Session 239: Indecent Theologies, II: Phalluses, Virgins, Saints, and Other Average Indecencies

Monday 4 July 2022, 14.15-15.45

Sponsor:Institutt for lingvistiske, litterære og estetiske studier, Universitetet i Bergen
Organisers:David Carrillo-Rangel, Institut de Recerca de Cultures Medievals (IRCVM), Universitat de Barcelona
Sophie Conaghan-Sexon, School of Critical Studies (English Language), University of Glasgow
Moderator/Chair:David Carrillo-Rangel, Institut de Recerca de Cultures Medievals (IRCVM), Universitat de Barcelona
Paper 239-aThe Miraculous Penis
(Language: English)
Joanna Augustyn, Instytut Literaturoznawstwa, Uniwersytet Mikołaja Kopernika, Toruń
Index terms: Gender Studies, Language and Literature - French or Occitan, Sexuality, Social History
Paper 239-bContagion, Panic, Shame: Modern Transphobia's Medieval Resonances
(Language: English)
C. Libby, Department of Women's, Gender & Sexuality Studies, Pennsylvania State University
Index terms: Gender Studies, Historiography - Modern Scholarship, Language and Literature - Latin, Sexuality
Paper 239-cIndecent Bodies: Ageing Women in the Late Medieval West
(Language: English)
Laura Cayrol Bernardo, Universidad de Oviedo
Index terms: Gender Studies, Sexuality, Women's Studies
Abstract

Indecent Theology, as coined by Marcella Althaus-Reid (2000), is a theological perspective which radically perverts accepted doctrines in sex, gender, and politics and re-establishes their borders.

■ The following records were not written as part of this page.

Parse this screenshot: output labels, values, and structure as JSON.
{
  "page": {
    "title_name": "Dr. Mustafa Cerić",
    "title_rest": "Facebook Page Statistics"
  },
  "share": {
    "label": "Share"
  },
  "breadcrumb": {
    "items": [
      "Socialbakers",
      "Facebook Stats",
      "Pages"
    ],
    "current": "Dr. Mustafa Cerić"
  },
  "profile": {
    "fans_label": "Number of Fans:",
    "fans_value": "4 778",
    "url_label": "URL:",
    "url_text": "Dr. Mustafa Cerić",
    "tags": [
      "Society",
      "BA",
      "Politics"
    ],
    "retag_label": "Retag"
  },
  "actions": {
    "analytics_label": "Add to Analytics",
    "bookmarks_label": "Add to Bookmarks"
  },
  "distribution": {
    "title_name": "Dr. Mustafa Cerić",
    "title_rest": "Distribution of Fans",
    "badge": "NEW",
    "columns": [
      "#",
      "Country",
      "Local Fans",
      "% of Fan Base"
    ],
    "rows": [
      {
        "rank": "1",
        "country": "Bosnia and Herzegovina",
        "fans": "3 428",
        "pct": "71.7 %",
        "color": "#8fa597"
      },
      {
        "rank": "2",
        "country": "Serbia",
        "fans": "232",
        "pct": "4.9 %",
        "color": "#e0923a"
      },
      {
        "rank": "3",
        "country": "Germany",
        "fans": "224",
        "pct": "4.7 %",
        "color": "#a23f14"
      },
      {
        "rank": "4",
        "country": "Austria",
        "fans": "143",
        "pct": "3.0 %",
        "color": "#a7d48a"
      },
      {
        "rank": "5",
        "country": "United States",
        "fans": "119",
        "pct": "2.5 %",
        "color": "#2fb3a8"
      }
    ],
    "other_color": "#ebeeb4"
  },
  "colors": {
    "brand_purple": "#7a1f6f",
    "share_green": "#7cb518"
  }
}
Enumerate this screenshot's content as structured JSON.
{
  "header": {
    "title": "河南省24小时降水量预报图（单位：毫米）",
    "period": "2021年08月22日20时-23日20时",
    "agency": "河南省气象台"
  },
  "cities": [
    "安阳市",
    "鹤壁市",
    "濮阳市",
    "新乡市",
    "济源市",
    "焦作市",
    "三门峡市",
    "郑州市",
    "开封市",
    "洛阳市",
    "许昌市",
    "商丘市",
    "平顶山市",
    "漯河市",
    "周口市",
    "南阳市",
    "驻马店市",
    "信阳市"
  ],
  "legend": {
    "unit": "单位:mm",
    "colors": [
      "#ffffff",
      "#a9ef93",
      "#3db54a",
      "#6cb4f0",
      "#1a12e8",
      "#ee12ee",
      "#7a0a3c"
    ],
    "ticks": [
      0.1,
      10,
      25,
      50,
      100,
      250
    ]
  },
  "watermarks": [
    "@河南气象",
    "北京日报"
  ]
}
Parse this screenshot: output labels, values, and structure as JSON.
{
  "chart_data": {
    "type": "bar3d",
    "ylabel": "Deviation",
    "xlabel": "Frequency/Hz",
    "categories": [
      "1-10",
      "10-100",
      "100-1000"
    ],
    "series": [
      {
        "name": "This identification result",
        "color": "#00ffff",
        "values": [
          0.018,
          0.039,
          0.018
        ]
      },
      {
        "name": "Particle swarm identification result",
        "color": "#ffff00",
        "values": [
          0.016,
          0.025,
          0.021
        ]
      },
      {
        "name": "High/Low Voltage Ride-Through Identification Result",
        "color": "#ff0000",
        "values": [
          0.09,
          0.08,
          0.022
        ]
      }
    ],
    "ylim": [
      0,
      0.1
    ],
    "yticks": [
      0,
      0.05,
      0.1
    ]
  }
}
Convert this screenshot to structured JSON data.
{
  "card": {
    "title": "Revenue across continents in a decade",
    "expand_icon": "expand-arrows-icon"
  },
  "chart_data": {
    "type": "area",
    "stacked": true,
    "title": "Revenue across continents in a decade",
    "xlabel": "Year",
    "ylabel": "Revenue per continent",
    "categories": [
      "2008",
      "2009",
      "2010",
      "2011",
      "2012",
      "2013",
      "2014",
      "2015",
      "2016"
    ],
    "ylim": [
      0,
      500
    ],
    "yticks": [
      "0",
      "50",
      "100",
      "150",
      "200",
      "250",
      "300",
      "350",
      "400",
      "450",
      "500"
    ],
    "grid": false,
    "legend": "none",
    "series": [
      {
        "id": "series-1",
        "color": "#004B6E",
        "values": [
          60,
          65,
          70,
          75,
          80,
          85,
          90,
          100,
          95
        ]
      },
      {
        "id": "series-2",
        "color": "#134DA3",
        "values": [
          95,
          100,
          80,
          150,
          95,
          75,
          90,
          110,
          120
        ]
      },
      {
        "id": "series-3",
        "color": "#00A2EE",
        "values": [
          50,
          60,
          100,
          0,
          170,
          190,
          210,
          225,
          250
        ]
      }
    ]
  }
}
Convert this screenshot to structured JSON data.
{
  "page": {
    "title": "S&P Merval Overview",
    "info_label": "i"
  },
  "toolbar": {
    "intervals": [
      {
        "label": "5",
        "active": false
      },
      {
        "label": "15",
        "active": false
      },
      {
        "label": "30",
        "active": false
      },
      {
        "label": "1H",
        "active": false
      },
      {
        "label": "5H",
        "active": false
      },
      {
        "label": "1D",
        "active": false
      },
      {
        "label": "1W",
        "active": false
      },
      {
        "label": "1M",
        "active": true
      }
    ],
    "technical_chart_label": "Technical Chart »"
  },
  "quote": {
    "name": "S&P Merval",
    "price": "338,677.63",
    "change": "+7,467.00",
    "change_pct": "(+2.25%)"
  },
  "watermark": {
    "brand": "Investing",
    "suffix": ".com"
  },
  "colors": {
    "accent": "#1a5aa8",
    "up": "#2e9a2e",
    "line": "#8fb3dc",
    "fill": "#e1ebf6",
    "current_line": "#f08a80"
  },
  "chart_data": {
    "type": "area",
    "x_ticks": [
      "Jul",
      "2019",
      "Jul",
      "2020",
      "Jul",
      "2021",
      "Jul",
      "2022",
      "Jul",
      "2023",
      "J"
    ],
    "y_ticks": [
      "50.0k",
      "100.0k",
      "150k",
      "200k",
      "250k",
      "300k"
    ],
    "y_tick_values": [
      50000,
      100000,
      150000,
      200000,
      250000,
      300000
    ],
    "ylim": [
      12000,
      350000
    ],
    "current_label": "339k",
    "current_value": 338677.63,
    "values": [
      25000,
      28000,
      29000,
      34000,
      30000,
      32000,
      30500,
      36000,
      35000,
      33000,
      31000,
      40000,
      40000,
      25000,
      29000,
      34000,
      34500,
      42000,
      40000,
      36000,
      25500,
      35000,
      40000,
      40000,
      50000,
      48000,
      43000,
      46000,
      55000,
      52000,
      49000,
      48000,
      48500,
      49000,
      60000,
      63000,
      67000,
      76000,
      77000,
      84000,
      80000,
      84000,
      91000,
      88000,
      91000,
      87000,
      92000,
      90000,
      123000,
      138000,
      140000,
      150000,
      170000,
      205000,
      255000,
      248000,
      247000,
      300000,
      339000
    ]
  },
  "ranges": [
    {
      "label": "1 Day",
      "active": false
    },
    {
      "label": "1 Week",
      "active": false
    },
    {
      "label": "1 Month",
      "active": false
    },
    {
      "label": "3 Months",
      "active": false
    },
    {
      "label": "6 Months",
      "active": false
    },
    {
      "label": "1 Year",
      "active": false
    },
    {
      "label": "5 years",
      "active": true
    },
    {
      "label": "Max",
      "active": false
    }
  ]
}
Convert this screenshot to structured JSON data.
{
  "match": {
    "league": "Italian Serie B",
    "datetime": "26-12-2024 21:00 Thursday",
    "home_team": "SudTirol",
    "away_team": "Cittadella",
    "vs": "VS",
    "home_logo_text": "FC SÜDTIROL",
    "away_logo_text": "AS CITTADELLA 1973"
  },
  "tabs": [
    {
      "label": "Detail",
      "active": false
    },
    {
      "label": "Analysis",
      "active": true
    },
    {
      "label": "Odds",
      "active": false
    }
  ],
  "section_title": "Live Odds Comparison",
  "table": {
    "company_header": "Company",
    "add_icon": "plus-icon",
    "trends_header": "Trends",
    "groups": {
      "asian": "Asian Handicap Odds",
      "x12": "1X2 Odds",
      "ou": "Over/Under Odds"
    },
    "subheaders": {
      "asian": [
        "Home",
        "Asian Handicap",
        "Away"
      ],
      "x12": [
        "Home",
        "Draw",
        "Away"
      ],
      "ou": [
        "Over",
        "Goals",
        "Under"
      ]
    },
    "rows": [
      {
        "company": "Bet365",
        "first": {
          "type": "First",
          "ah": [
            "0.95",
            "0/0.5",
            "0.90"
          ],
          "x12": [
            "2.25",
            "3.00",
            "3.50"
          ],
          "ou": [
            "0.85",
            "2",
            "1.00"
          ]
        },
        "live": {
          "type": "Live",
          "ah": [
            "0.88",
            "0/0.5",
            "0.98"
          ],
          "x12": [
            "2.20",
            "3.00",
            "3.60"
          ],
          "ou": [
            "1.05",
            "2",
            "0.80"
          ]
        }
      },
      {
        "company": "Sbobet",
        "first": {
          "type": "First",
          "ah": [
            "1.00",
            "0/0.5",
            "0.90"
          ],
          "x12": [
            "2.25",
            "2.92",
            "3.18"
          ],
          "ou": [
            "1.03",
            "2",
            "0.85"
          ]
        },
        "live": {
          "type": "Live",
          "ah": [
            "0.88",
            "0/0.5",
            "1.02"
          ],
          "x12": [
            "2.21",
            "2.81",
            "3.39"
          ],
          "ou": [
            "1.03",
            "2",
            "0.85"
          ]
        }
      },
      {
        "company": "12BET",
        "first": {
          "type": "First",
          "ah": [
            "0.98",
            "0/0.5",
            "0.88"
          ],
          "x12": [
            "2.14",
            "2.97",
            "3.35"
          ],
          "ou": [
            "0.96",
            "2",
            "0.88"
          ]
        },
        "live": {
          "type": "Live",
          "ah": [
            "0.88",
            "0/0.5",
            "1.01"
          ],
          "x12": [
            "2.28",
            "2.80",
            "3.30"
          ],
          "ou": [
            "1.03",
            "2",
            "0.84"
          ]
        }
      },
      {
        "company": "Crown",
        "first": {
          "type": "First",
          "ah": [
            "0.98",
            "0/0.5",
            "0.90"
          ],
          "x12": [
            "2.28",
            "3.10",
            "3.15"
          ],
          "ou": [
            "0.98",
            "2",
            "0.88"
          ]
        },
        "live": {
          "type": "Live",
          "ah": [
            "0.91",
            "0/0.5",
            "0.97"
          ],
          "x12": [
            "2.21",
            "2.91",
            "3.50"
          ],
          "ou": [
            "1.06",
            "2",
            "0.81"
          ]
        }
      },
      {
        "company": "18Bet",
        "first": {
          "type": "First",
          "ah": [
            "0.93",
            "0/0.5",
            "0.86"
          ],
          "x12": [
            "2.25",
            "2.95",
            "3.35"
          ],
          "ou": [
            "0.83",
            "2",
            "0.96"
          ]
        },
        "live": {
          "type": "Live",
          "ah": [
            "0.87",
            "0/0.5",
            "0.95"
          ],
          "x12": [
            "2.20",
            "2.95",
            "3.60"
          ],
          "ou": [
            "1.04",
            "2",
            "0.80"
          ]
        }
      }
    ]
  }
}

Medieval and early modern theology and history becomes a place for prospective non-normative discourses because this affective theology disturbs the borders of decent, historical constructs, and indecent, to visualise otherness. In this session we aim to critically reflect on sexuality and phallocentrism, bringing theology out of the closet, centring indecency in religious perspectives.